И в этот самый момент мобильный, сжимаемый моей нервной ладонью, вздрогнул.

И с тех пор и до конца апреля ни один вечер не обходился без долгой телефонной беседы. И именно тот период и был самым счастливым во всей этой истории. Радости не омрачала даже биохимия. Я плохо разбиралась в сложных формулах, и, если честно, не совсем понимала: ЗАЧЕМ, например, терапевту, знать все эти ветвистые химические превращения, едва вмещающиеся в лист формата А4? Не больше ли пользы бы было от изучения обычных кардиограмм? К счастью, лучшая подруга, которая щёлкала эти пятиярусные шифровки, как орешки, оказывала неоценимую помощь (т.е. решала за меня все контрольные), и мой аттестат сильно не пострадал. Да, то было непривычным для меня положением, когда приходилось не традиционно подсказывать кому-то, а наоборот самой пользоваться чьими-то подсказками.

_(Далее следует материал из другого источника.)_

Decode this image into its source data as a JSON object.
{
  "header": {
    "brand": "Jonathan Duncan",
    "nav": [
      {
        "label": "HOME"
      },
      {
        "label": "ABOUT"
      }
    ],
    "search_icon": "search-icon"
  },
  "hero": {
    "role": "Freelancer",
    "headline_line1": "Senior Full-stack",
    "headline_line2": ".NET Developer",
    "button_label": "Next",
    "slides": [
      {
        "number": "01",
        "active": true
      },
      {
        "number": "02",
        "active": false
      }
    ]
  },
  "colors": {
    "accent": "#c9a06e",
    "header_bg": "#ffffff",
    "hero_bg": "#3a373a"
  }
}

Так, отмучившись с утра и до обеда абсолютно непонятной мне наукой, я спешила домой, выполнять (ну, пытаться выполнить) домашние задания, которыми нас, будто школьников, «радовала» садист-преподавательница. А после с замирающим сердцем я ждала звонка от Влада. О чём мы только ни говорили! Начиная классической литературой и заканчивая обсуждением жёлтых новостей. Раньше я и не подозревала, что можно час проболтать по телефону и даже не заметить, как пролетело время! С Владом неинтересных тем просто не существовало, и даже банальнейший разговор о погоде казался каким-то особенным. Жаль лишь, что он почти ничего не рассказывал о себе. Удалось вызнать только, что ему двадцать пять, что он тоже, как и профессор, увлекается генетикой, в этом году заканчивает магистратуру. Родился и детство провёл в Польше, потом, как он сам выразился, «помотался немного по свету», а в Литве обосновался совсем недавно. На том ― всё. Любую беседу, заведённую мною издалека и «вдруг» коснувшуюся личных тем, Влад мастерски переводил в другое русло, а от вопросов в лоб просто отшучивался. Зато с удовольствием и очень красочно описывал свои путешествия, страны, в которых побывал (он почти полмира объездил!). И, хоть я и не обладала равноценным запасом информации, но быть немой слушательницей мне всё же не приходилось: Влад очень интересовался моим мнением, по поводу всего на свете, насчёт каждой мелочи. Порою даже не по себе становилось: он так внимательно выслушивал мои рассуждения на ту или иную тему, будто бы общался не с обычной студенткой, а с признанным философом.

Рекордное время нашей болтовни ― два с половиной часа. И, помнится, мне всё равно было мало.

В тот период я даже от бессонницы исцелилась ― пожелание доброй ночи, так тепло и нежно произнесённое этим бесподобным голосом, действовало лучше любого снотворного. Я засыпала, вспоминая изумрудные глаза, я видела их во сне, а утром просыпалась абсолютно счастливой, потому что знала: вечером он снова позвонит.